In a press release and teleconference, the two agencies said "with this as a catalyst, the 2016 globally averaged surface temperature ended as the highest since record-keeping began in 1880."
On average, the mean global temperature was .99 degrees Celsius above the 20th century mean, just barely beating out 2015, the previous record holder.
“2016 is remarkably the third record year in a row in this series,” said NASA's Gavin Schmidt. “We don't expect record years every year, but the ongoing long-term warming trend is clear.”
He added, "most of the warming occurred in the past 35 years, with 16 of the 17 warmest years on record occurring since 2001."
A few other key findings:
- Sea surface temperature was the highest on record.
- Averaged land surface temperature was the highest on record.

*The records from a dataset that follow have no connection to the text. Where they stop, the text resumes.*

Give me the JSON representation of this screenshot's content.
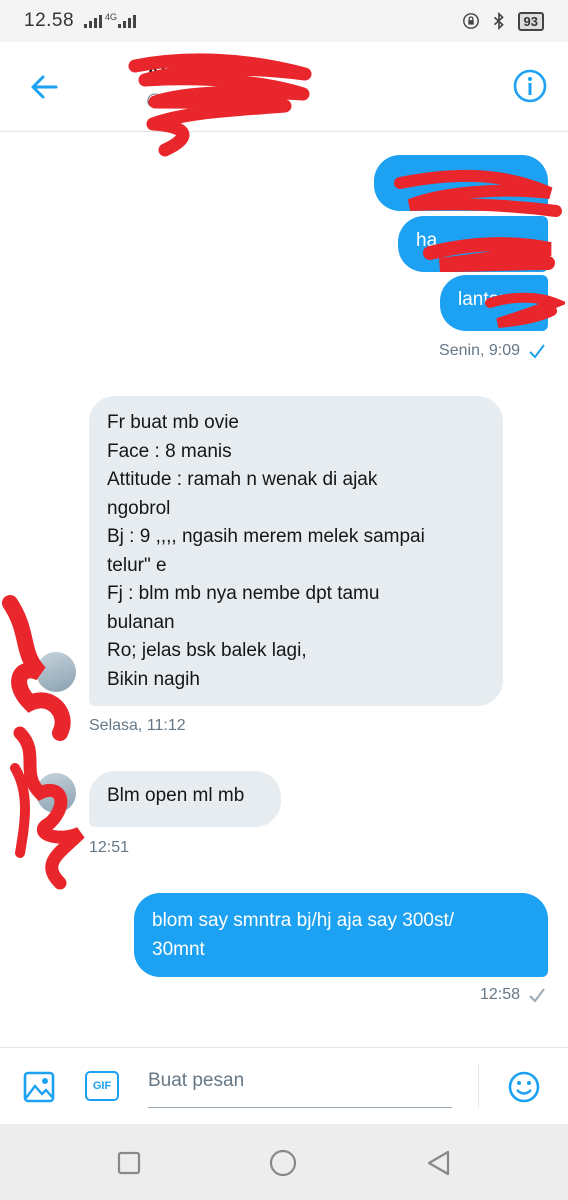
{
  "status_bar": {
    "time": "12.58",
    "network_type": "4G",
    "battery": "93"
  },
  "header": {
    "contact_name": "Ai",
    "contact_handle": "@"
  },
  "messages": [
    {
      "direction": "out",
      "text": "",
      "partial_visible": ""
    },
    {
      "direction": "out",
      "text": "",
      "partial_visible": "ha"
    },
    {
      "direction": "out",
      "text": "",
      "partial_visible": "lantar"
    },
    {
      "direction": "meta",
      "text": "Senin, 9:09"
    },
    {
      "direction": "in",
      "lines": [
        "Fr buat mb ovie",
        "Face : 8 manis",
        "Attitude : ramah n wenak di ajak",
        "ngobrol",
        "Bj : 9 ,,,, ngasih merem melek sampai",
        "telur\" e",
        "Fj : blm mb nya nembe dpt tamu",
        "bulanan",
        "Ro;  jelas bsk balek lagi,",
        "Bikin nagih"
      ]
    },
    {
      "direction": "meta",
      "text": "Selasa, 11:12"
    },
    {
      "direction": "in",
      "text": "Blm open ml mb"
    },
    {
      "direction": "meta",
      "text": "12:51"
    },
    {
      "direction": "out",
      "lines": [
        "blom say smntra bj/hj aja say 300st/",
        "30mnt"
      ]
    },
    {
      "direction": "meta",
      "text": "12:58"
    }
  ],
  "composer": {
    "placeholder": "Buat pesan",
    "gif_label": "GIF"
  },
  "colors": {
    "accent": "#1da1f2",
    "incoming_bubble": "#e6ecf0",
    "meta_text": "#657786",
    "redaction": "#e8262b"
  },
  "icons": [
    "back-arrow-icon",
    "info-icon",
    "image-icon",
    "gif-icon",
    "emoji-icon",
    "recents-icon",
    "home-icon",
    "back-triangle-icon",
    "read-check-icon",
    "sent-check-icon"
  ]
}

- Arctic sea ice extent for the year was 3.92 million square miles, the smallest annual average since record-keeping began in 1979.
- Antarctic sea ice extent for the year was 4.31 million square miles, the second smallest annual average since record-keeping began in 1979.
That's a lot of records. But among all those high temperatures, the most surprising are the huge temperature jumps recorded in the Arctic. According to the NASA data, temperatures in the Arctic averaged as much as 4 degrees Celsius higher than normal, by far the biggest change recorded across the globe.
What it all means
Among other things, the new data shows that the Arctic Ocean is warming at a rate "two to three times faster than the rest of the planet," according to NOAA climate scientist Deke Arndt.
He referred to the world's oceans as kind of a heating savings account since the waters are absorbing most of the excess heat that humans are pumping into the atmosphere.
And while some members of the incoming Trump administration have called human-impacted climate change into question, the researchers were clear about one thing: this warming is on us.
"Pretty much all the rises you’re seeing here," Arndt said, "are the result of human activities."
The team said they will continue to provide their assessments to the American people.
"Our mission" Arndt noted, "is to describe the state of the climate and our methods on how we got there."
The researchers say it is likely the average global temperature will stay at least 1 degree above average from now on. Climate scientists say we are on track to hit an average of 2 degrees Celsius above average sometime this century.
They warn that rise will change the world in potentially devastating ways, including the possibility of more extreme weather events, destabilized coastal communities, altered ecosystems and the potential to create a huge number of climate refugees — victims of drought and flooding.
To keep that from happening, the United States and more than 190 countries signed an agreement in December within the United Nations Framework Convention on Climate Change. Among its goals are keeping the average global temperature rise well below 2 degrees Celsius, as well as funding and adopting clean-energy technologies.